Музей суицида - Дорфман Ариэль
– Извините, Джозеф, – пролепетал я, – но… что строилось на лжи?
– Моя жизнь, – сказал он. – Вся моя жизнь в последние… сколько же?.. семнадцать лет или больше… строилась на лжи. Все мои поступки, все решения, все, что я…
Я подумал: «Сейчас он расскажет мне про дятла. Хорошо хоть, мне не придется притворяться, будто я не знаю… Может, дам какой-то совет». Но, как всегда, он меня удивил.
– Мой отец, – продолжил он. – Только что. Перед тем, как ложиться. Знаете что?
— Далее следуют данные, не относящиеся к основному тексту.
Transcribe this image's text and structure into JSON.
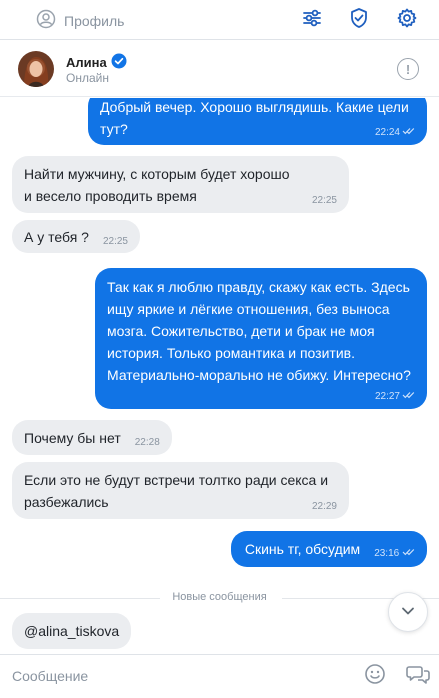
{
  "colors": {
    "accent": "#1174e6",
    "incoming_bubble": "#ebedf0",
    "muted_text": "#8a94a0",
    "verified_badge": "#1174e6"
  },
  "topbar": {
    "profile_label": "Профиль",
    "icons": [
      "profile-icon",
      "filters-icon",
      "shield-icon",
      "settings-icon"
    ]
  },
  "chat_header": {
    "name": "Алина",
    "status": "Онлайн",
    "verified": true,
    "info_icon": "!"
  },
  "messages": [
    {
      "direction": "out",
      "text": "Добрый вечер. Хорошо выглядишь. Какие цели тут?",
      "time": "22:24",
      "read": true
    },
    {
      "direction": "in",
      "text": "Найти мужчину, с которым будет хорошо и весело проводить время",
      "time": "22:25"
    },
    {
      "direction": "in",
      "text": "А у тебя ?",
      "time": "22:25"
    },
    {
      "direction": "out",
      "text": "Так как я люблю правду, скажу как есть. Здесь ищу яркие и лёгкие отношения, без выноса мозга. Сожительство, дети и брак не моя история. Только романтика и позитив. Материально-морально не обижу. Интересно?",
      "time": "22:27",
      "read": true
    },
    {
      "direction": "in",
      "text": "Почему бы нет",
      "time": "22:28"
    },
    {
      "direction": "in",
      "text": "Если это не будут встречи толтко ради секса и разбежались",
      "time": "22:29"
    },
    {
      "direction": "out",
      "text": "Скинь тг, обсудим",
      "time": "23:16",
      "read": true
    },
    {
      "direction": "in",
      "text": "@alina_tiskova",
      "time": ""
    }
  ],
  "divider": {
    "label": "Новые сообщения"
  },
  "composer": {
    "placeholder": "Сообщение",
    "value": ""
  }
}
Нет, конечно, не знаете, я заболтался, нечестно, несправедливо… Мой отец, он потерял Ханну – но у него есть я, он может полагаться на меня так, как… И он решил разобраться с прошлым, убрать весь тот мусор, который на нас давил, и он… он просто сказал мне правду, ту правду, которую скрывал. Как он мог – как он мог?
– Сказал что именно?
– Что он это выдумал. Чтобы наказать меня за то, что я его не слушал и пошел против него.
– Я все еще не…
– Раз я ему лгал, то и он мне солгал. Он это выдумал, выдумал!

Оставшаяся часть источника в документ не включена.